“Quite.”
If this was irony, it was also self-restraint, for it was to Catherine’s enthusiasm that I owed my own. The debt was one of such magnitude as a life of devotion could scarcely have repaid, for to whom do we owe so much as to those who first lifted the scales from our eyes and awakened within us a soul for all such things? Catherine had been to me what I instantly desired to become to this benighted beauty; but the desire was not worth entertaining, since I hardly expected to be many minutes longer on speaking terms with Mrs. Lascelles. I recalled the fact that it was I who had broached the subject of Bob Evers and his mother, together with my unpalatable motive for so doing. And I was seeking in my mind, against the grain, I must confess, for a short cut back to Bob, when Mrs. Lascelles suddenly led the way.
“I don’t think,” said she, “that Mr. Evers takes after his mother.”
“I’m afraid he doesn’t,” I replied, “in that respect.”
“And I am glad,” she said. “I do like a boy to be a boy. The only son of his mother is always in danger of becoming something else. Tell me, Captain Clephane, are they very devoted to each other?”
There was some new note in that expressive voice of hers. Was it merely wistful, was it really jealous, or was either element the product of my own imagination? I made answer while I wondered:
“Absolutely devoted, I should say; but it’s years since I saw them together. Bob was a small boy then, and one of the jolliest. Still I never expected him to grow up the charming chap he is now.”
Mrs. Lascelles sat gazing at the great curve of Theodule Glacier. I watched her face.
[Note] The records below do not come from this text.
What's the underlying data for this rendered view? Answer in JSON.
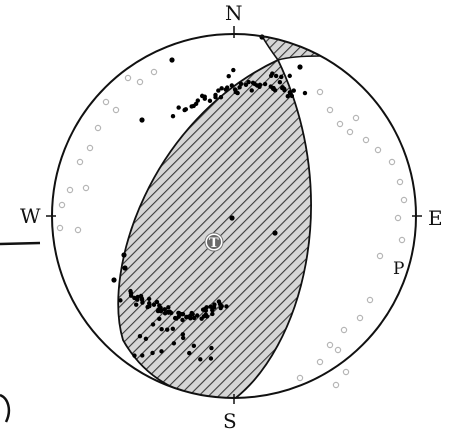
{
  "labels": {
    "north": "N",
    "south": "S",
    "west": "W",
    "east": "E",
    "p_axis": "P",
    "t_axis": "T"
  },
  "colors": {
    "outline": "#111111",
    "hatch": "#444444",
    "hatch_background": "#cfcfcf",
    "solid_points": "#000000",
    "open_points": "#b8b8b8"
  }
}
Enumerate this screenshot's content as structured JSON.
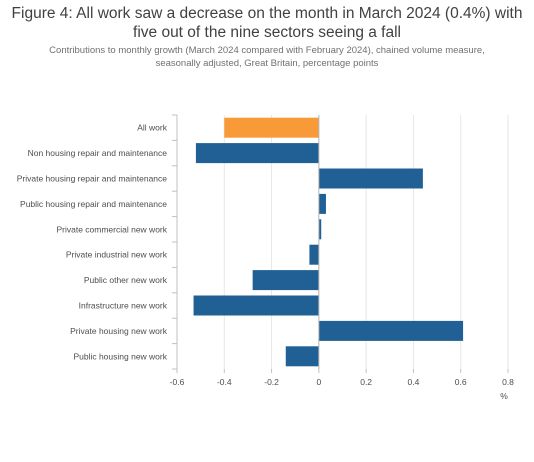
{
  "title_line1": "Figure 4: All work saw a decrease on the month in March 2024 (0.4%) with",
  "title_line2": "five out of the nine sectors seeing a fall",
  "subtitle_line1": "Contributions to monthly growth (March 2024 compared with February 2024), chained volume measure,",
  "subtitle_line2": "seasonally adjusted, Great Britain, percentage points",
  "colors": {
    "highlight": "#f79a37",
    "bar": "#206095",
    "grid": "#e6e6e6",
    "axis": "#c0c0c0"
  },
  "chart_data": {
    "type": "bar",
    "orientation": "horizontal",
    "categories": [
      "All work",
      "Non housing repair and maintenance",
      "Private housing repair and maintenance",
      "Public housing repair and maintenance",
      "Private commercial new work",
      "Private industrial new work",
      "Public other new work",
      "Infrastructure new work",
      "Private housing new work",
      "Public housing new work"
    ],
    "values": [
      -0.4,
      -0.52,
      0.44,
      0.03,
      0.01,
      -0.04,
      -0.28,
      -0.53,
      0.61,
      -0.14
    ],
    "highlight_index": 0,
    "xlim": [
      -0.6,
      0.8
    ],
    "xticks": [
      -0.6,
      -0.4,
      -0.2,
      0,
      0.2,
      0.4,
      0.6,
      0.8
    ],
    "xtick_labels": [
      "-0.6",
      "-0.4",
      "-0.2",
      "0",
      "0.2",
      "0.4",
      "0.6",
      "0.8"
    ],
    "xlabel": "%",
    "grid": true
  }
}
“He is charming,” she said at length. “I am not sure that I ever met anybody quite like him, or rather I am quite sure that I never did. He is so quiet, in a way, and yet so wonderfully confident and at ease!”
“That’s Eton,” said I. “He is the best type of Eton boy, and the best type of Eton boy,” I declared, airing the little condition with a flourish, “is one of the greatest works of God.”
“I daresay you’re right,” said Mrs. Lascelles, smiling indulgently; “but what is it? How do you define it? It isn’t ‘side,’ and yet I can quite imagine people who don’t know him thinking that it is. He is cocksure of himself, but of nothing else; that seems to me to be the difference. No one could possibly be more simple in himself. He may have the assurance of a man of fifty, yet it isn’t put on; it’s neither bumptious nor affected, but just as natural in Mr. Evers as shyness and awkwardness in the ordinary youth one meets. And he has the savoir faire not to ask questions!”